After the I-70 canyon ribbon cutting, Elsen spent some time away before returning to the area as program engineer in 2002. He dealt with major closures caused by rockfall in 2004 and 2010. Although he no longer works for CDOT, he was called in to take a look at the damage after the most recent slide, which caused the longest full closure to date of the stretch of road. The damage, he said, seemed comparable or even less than past events, but harder to route around.
“Some of it’s luck,” he said. “Back then we were able to open traffic under reduced capacity sooner.”
Another significant difference is the location of the slide. Instead of shearing off a cliff face, the initial rock appears to have dislodged from an existing slope of rubble. With rapidly melting snow rendering the pile unstable, it didn’t take much to start a chain reaction.
“Once you get a rock to fall, it has enough energy to knock other rocks loose,” said Cameron Lobato of GeoStabilization International, a private company brought in to help remove unstable rocks after the Feb. 15 slide.
The result was a slope full of 6- to 8-foot diameter boulders that had to be scaled and stabilized by hand.
“CDOT’s internal rockfall and geohazard team is one of the best in North America,” Lobato said. “It’s a lot more stable than when we got there.”
But why?
As to what makes Glenwood Canyon so prone to rockfall, Colorado Mountain College associate geology professor Joe Reinig has a theory.

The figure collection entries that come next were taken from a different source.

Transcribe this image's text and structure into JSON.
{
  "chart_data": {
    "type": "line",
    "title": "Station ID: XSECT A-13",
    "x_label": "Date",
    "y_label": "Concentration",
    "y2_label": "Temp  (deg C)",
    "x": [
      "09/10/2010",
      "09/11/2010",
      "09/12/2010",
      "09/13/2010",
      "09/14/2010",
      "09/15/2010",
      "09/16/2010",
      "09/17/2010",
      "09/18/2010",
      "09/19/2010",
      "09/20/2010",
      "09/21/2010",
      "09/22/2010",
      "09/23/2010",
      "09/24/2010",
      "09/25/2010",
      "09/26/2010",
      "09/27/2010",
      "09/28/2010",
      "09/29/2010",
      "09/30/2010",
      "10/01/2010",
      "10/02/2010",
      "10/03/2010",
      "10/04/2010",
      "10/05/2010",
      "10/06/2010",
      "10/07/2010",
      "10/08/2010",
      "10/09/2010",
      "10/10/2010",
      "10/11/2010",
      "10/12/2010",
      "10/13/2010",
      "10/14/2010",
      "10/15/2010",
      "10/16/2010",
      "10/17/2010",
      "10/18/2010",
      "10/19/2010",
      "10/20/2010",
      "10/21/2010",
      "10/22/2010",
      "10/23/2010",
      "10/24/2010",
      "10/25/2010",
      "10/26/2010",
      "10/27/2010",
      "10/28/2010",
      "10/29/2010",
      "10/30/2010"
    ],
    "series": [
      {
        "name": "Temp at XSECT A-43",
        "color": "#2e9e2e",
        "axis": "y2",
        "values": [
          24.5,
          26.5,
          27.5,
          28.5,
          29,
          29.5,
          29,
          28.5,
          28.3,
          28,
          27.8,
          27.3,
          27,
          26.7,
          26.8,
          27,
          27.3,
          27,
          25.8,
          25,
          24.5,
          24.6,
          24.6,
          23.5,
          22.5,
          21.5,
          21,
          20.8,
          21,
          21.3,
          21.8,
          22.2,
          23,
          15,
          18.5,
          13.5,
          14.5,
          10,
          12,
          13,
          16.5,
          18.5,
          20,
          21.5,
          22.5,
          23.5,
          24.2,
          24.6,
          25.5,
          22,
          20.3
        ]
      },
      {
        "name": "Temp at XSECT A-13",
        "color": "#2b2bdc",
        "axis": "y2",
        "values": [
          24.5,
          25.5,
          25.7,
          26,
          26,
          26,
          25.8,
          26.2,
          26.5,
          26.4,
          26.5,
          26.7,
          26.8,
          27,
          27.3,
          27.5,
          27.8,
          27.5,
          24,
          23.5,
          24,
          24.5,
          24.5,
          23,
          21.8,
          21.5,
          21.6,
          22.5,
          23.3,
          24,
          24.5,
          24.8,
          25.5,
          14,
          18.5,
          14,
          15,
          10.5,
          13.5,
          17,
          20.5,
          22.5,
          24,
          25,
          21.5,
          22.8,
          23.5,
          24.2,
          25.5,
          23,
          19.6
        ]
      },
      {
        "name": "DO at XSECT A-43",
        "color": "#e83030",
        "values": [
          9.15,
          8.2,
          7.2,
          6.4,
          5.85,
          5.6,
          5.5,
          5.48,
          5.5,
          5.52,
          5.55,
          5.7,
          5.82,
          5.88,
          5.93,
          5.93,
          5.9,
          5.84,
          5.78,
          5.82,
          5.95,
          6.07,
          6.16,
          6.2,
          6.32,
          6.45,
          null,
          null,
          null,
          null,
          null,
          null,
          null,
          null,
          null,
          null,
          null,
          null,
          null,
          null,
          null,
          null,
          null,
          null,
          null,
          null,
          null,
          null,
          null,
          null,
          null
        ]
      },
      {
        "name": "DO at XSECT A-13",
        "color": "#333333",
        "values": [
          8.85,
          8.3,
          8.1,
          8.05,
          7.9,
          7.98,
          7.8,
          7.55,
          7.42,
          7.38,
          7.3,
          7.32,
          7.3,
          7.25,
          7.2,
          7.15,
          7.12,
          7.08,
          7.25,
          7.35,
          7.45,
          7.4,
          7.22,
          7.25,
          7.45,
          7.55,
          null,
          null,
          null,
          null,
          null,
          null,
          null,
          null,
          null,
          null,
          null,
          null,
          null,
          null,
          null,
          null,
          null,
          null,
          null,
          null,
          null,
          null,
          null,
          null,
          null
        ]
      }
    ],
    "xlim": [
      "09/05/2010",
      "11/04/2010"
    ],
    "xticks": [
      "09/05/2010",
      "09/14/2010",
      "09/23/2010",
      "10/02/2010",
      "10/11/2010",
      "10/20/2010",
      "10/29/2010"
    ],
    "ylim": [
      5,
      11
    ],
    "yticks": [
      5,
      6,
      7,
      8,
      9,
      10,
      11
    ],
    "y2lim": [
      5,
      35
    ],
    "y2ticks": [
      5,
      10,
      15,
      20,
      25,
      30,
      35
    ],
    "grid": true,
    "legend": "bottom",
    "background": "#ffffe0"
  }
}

“Where the main rockfalls happen is where you have the most granite exposed,” he said. That granite, along with gneiss and schist (types of metamorphic rock), makes up the bulk of the cliffs through the center of the canyon. It’s truly ancient stone — about a billion years older than the rock on top of it, which itself predates the dinosaurs.
“The fact that it’s been exposed for 65 million years and was old to begin with certainly makes it less durable,” Reinig said.
The top layers, meanwhile, are mostly dolomite and limestone. Products of an ancient shallow sea, they’re quite permeable to rain and snowmelt, which are most common in the shoulder seasons, but are unpredictable. The canyon’s major I-70 closures have come in February, March, June and November.
“When the water filters down and hits that granite, it doesn’t soak up the water at all, so it tends to flow out over the surface,” Reinig said. “It makes that whole slope less stable.”
Stretched thin
While Interstate 70 is a priority corridor for CDOT, communications manager Amy Ford stressed that it’s just one of many.
“We have 750 rockfall areas that we monitor statewide,” she said. “Our challenge is that we’re talking about hundreds of miles of canyon and rock face to mitigate.”
The agency’s $9 million geohazards budget is allocated based on risk, with about two-thirds going to risk reduction including permanent rockfall mitigation.
Some of that goes to Glenwood Canyon, but there are plenty of other problem areas like “Million Dollar Highway,” U.S. 550 near Durango, where slides also occurred last week.
“Colorado is one of the leading states when it comes to rockfall. It’s an incredibly expensive endeavor,” Ford said. “We do our very best to meet all of those needs. We don’t have the funds to be able to mitigate everything. The likelihood of that changing anytime would require a vote of the people.”
In the meantime, CDOT is working to get emergency relief from the federal government to help with repairs from the current slide.
“Safety on our roadways is our number one priority,” Ford said.